Ani Pema Chodron, in The Places that Scare You: A Guide to Fearlessness in Difficult Times (Shambhala Classics) writes,

There are times when the only way to bring down barriers is to set boundaries.

When I first read the quote above, I read it differently than I did when I re-read it recently.  As I looked at the patterns of my own behavior that allowed people to consistently take advantage of my empathic nature without giving even the most basic understanding of who I am in return, I took a hard look at myself.  What I wanted to know was:  What was it that I was doing — What barrier had I created? — that was preventing things from changing, from getting better?  What boundary did I need to set?
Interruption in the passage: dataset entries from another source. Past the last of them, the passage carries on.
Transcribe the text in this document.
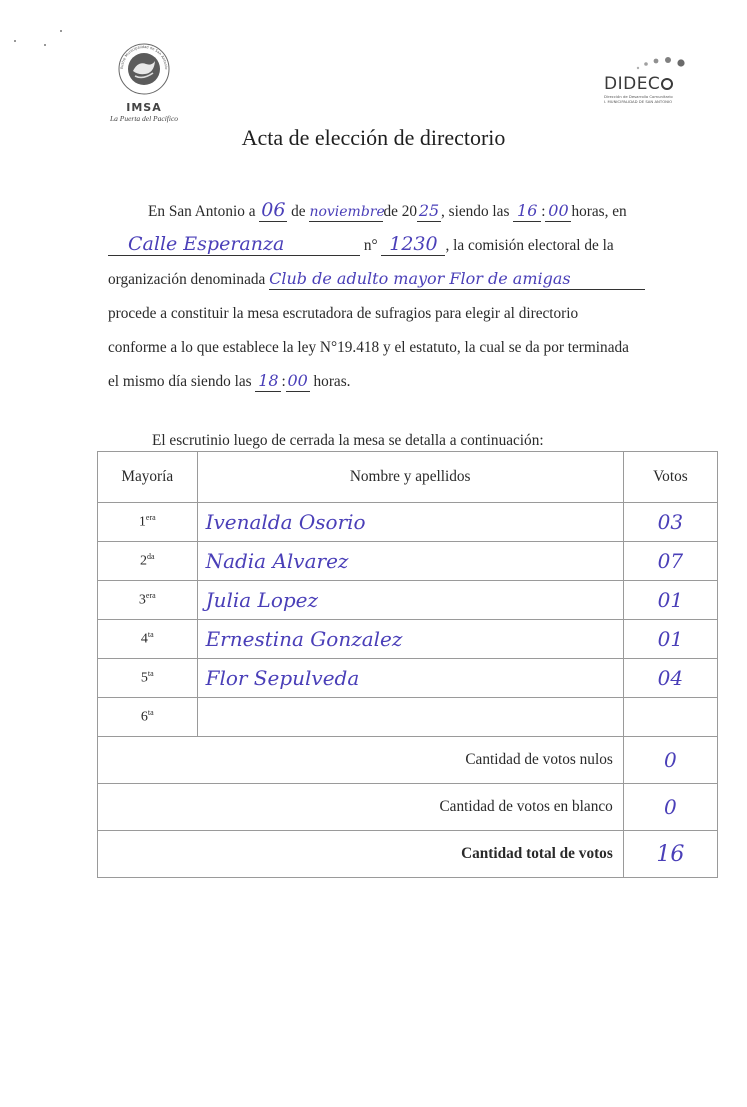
Ilustre Municipalidad de San Antonio
IMSA
La Puerta del Pacífico
DIDEC
Dirección de Desarrollo Comunitario
I. MUNICIPALIDAD DE SAN ANTONIO
Acta de elección de directorio
En San Antonio a 06 de noviembrede 20 25 , siendo las 16 : 00 horas, en
Calle Esperanza	n° 1230 , la comisión electoral de la
organización denominada Club de adulto mayor Flor de amigas
procede a constituir la mesa escrutadora de sufragios para elegir al directorio
conforme a lo que establece la ley N°19.418 y el estatuto, la cual se da por terminada
el mismo día siendo las 18 : 00 horas.
El escrutinio luego de cerrada la mesa se detalla a continuación:
Mayoría	Nombre y apellidos	Votos
$1^{era}$	Ivenalda Osorio	03
$2^{da}$	Nadia Alvarez	07
$3^{era}$	Julia Lopez	01
$4^{ta}$	Ernestina Gonzalez	01
$5^{ta}$	Flor Sepulveda	04
$6^{ta}$		
Cantidad de votos nulos		0
Cantidad de votos en blanco		0
Cantidad total de votos		16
I realized that my part in it was my lack of making firm statements in each relationship about my needs and expectations. I made certain that I began to voice my self to them in a way that showed compassion for them and for me.  The shock value of their complete indifference was amazing.  And then, it went even further: in a two-year period, I was asked first by two different employers and then by two different family members, to do things that were uncomfortable for me and went against what I believe in.  When I declined, all of them told me that I was burning the bridge(s) between us.  I suppose I knew that if I did not do as I had been asked, I would be sacrificing the relationships. My choice was that if losing the relationship was the price to pay for staying in my integrity, I was willing to pay it.
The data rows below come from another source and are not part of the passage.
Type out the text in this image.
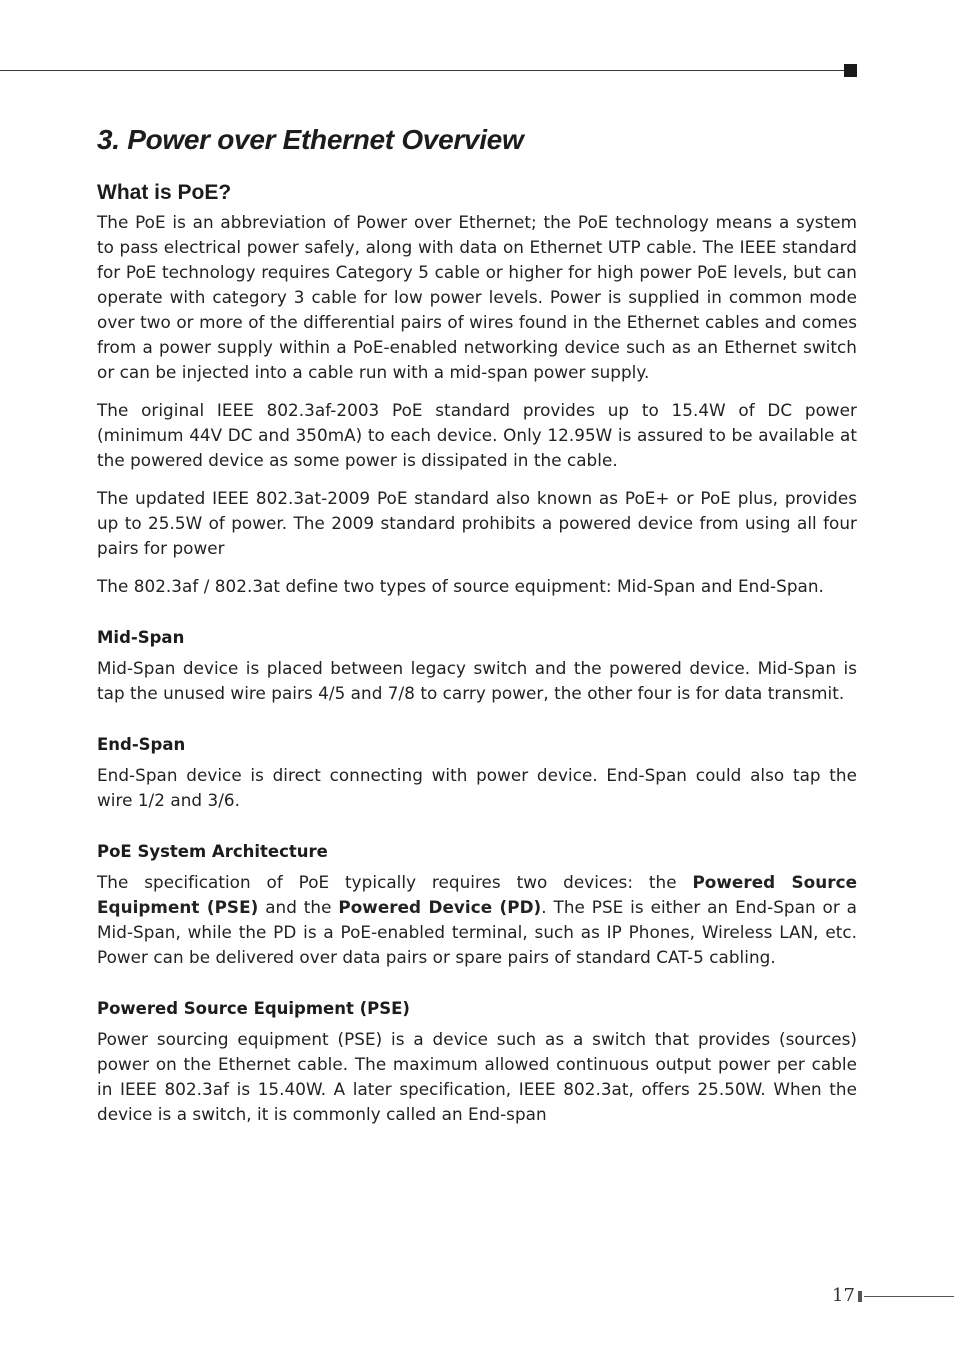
3. Power over Ethernet Overview
What is PoE?

The PoE is an abbreviation of Power over Ethernet; the PoE technology means a system to pass electrical power safely, along with data on Ethernet UTP cable. The IEEE standard for PoE technology requires Category 5 cable or higher for high power PoE levels, but can operate with category 3 cable for low power levels. Power is supplied in common mode over two or more of the differential pairs of wires found in the Ethernet cables and comes from a power supply within a PoE-enabled networking device such as an Ethernet switch or can be injected into a cable run with a mid-span power supply.

The original IEEE 802.3af-2003 PoE standard provides up to 15.4W of DC power (minimum 44V DC and 350mA) to each device. Only 12.95W is assured to be available at the powered device as some power is dissipated in the cable.

The updated IEEE 802.3at-2009 PoE standard also known as PoE+ or PoE plus, provides up to 25.5W of power. The 2009 standard prohibits a powered device from using all four pairs for power

The 802.3af / 802.3at define two types of source equipment: Mid-Span and End-Span.

Mid-Span

Mid-Span device is placed between legacy switch and the powered device. Mid-Span is tap the unused wire pairs 4/5 and 7/8 to carry power, the other four is for data transmit.

End-Span

End-Span device is direct connecting with power device. End-Span could also tap the wire 1/2 and 3/6.

PoE System Architecture

The specification of PoE typically requires two devices: the Powered Source Equipment (PSE) and the Powered Device (PD). The PSE is either an End-Span or a Mid-Span, while the PD is a PoE-enabled terminal, such as IP Phones, Wireless LAN, etc. Power can be delivered over data pairs or spare pairs of standard CAT-5 cabling.

Powered Source Equipment (PSE)

Power sourcing equipment (PSE) is a device such as a switch that provides (sources) power on the Ethernet cable. The maximum allowed continuous output power per cable in IEEE 802.3af is 15.40W. A later specification, IEEE 802.3at, offers 25.50W. When the device is a switch, it is commonly called an End-span

17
Interesting thing about integrity: it is either a part of a person, or it’s not.  There is no half-way.  Even though my integrity has led me to situations where I had to let go of something (a job) or someone (a friend or family member) in order to honor it, I have always felt the better for it.  If staying in my integrity could burn a bridge, it was a bridge to nowhere, anyway.

It turned out that in these instances, I needed to actually create a barrier in order to hold a boundary. Holding a boundary that said “You no longer have my permission to hurt me.” could only be done by creating barriers that meant not having a certain job or family members in my life. Although it was painful and extremely sad for me, the feeling of release, and the lack of feeling the burden of constant boundary infringement, was healing in that it exponentially increased my feelings of emotional freedom and self-assuredness.
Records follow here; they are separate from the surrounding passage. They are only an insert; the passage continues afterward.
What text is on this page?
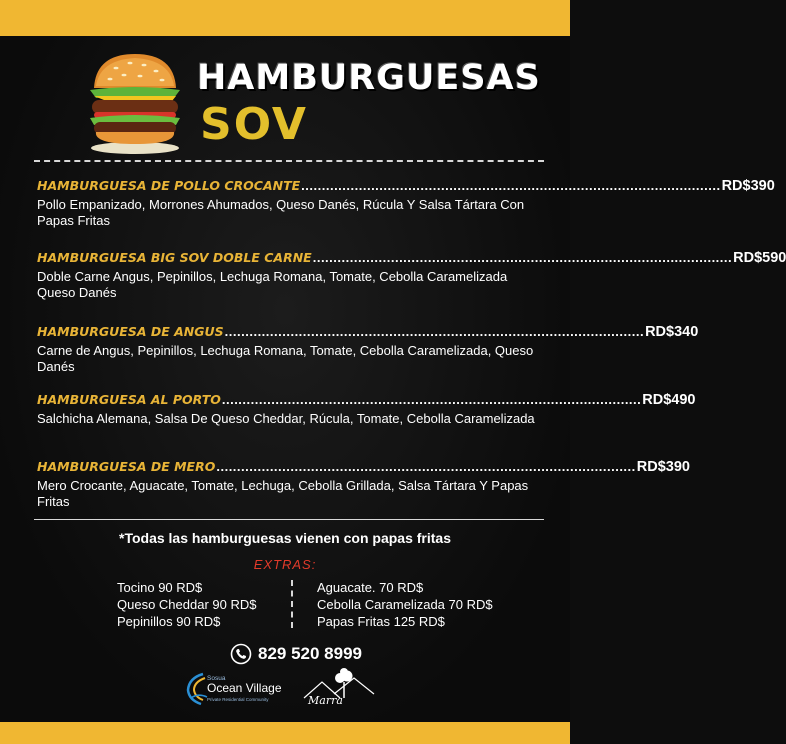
HAMBURGUESAS
SOV
HAMBURGUESA DE POLLO CROCANTE ...................................................................................................... RD$390
Pollo Empanizado, Morrones Ahumados, Queso Danés, Rúcula Y Salsa Tártara Con Papas Fritas
HAMBURGUESA BIG SOV DOBLE CARNE ...................................................................................................... RD$590
Doble Carne Angus, Pepinillos, Lechuga Romana, Tomate, Cebolla Caramelizada Queso Danés
HAMBURGUESA DE ANGUS ...................................................................................................... RD$340
Carne de Angus, Pepinillos, Lechuga Romana, Tomate, Cebolla Caramelizada, Queso Danés
HAMBURGUESA AL PORTO ...................................................................................................... RD$490
Salchicha Alemana, Salsa De Queso Cheddar, Rúcula, Tomate, Cebolla Caramelizada
HAMBURGUESA DE MERO ...................................................................................................... RD$390
Mero Crocante, Aguacate, Tomate, Lechuga, Cebolla Grillada, Salsa Tártara Y Papas Fritas
*Todas las hamburguesas vienen con papas fritas
EXTRAS:
Tocino 90 RD$
Queso Cheddar 90 RD$
Pepinillos 90 RD$
Aguacate. 70 RD$
Cebolla Caramelizada 70 RD$
Papas Fritas 125 RD$
829 520 8999
Sosua
Ocean Village
Private Residential Community	Marra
As I continue to study and learn more things, I am more discerning in what the teachers are saying as they teach, and as they talk about things not directly related to the subject matter of the class.  A long time ago, a teacher once told me that learning is like going to the farmers’ market: one picks and chooses what fits their needs and leaves the rest.  I am better at that, now.  I have honed my skill to be able to hear what is being said and take in only what fits for me, and leave the rest.  The trick, of course, is to listen and really hear everything so that it isn’t a case of picking and choosing to support one’s own close-mindedness. Ideas and attitudes need to be fully understood and processed in the context of one’s self.  While the change and the growth of new knowledge still must be in accordance with one’s personal code of spiritual/ emotional ethics, one needs to open their boundaries a bit in order to receive new information. Sometimes we need change the boundaries of what we know in order to experiment and see how things work for us.  For instance, when I would show my students a way of releasing a muscle that was new to them, I gave them the encouragement to try using it on a client and see what happened.  The guideline was to not make any judgment on it until then: see how it feels, how it works, or doesn’t, and then decide.

In my mind’s eye, I see a pattern of bridges and boundaries and barriers, some of them form protection and some of them create an opening.  All of them weave to form a mandala that looks pretty good…and will undoubtedly continue to change with time.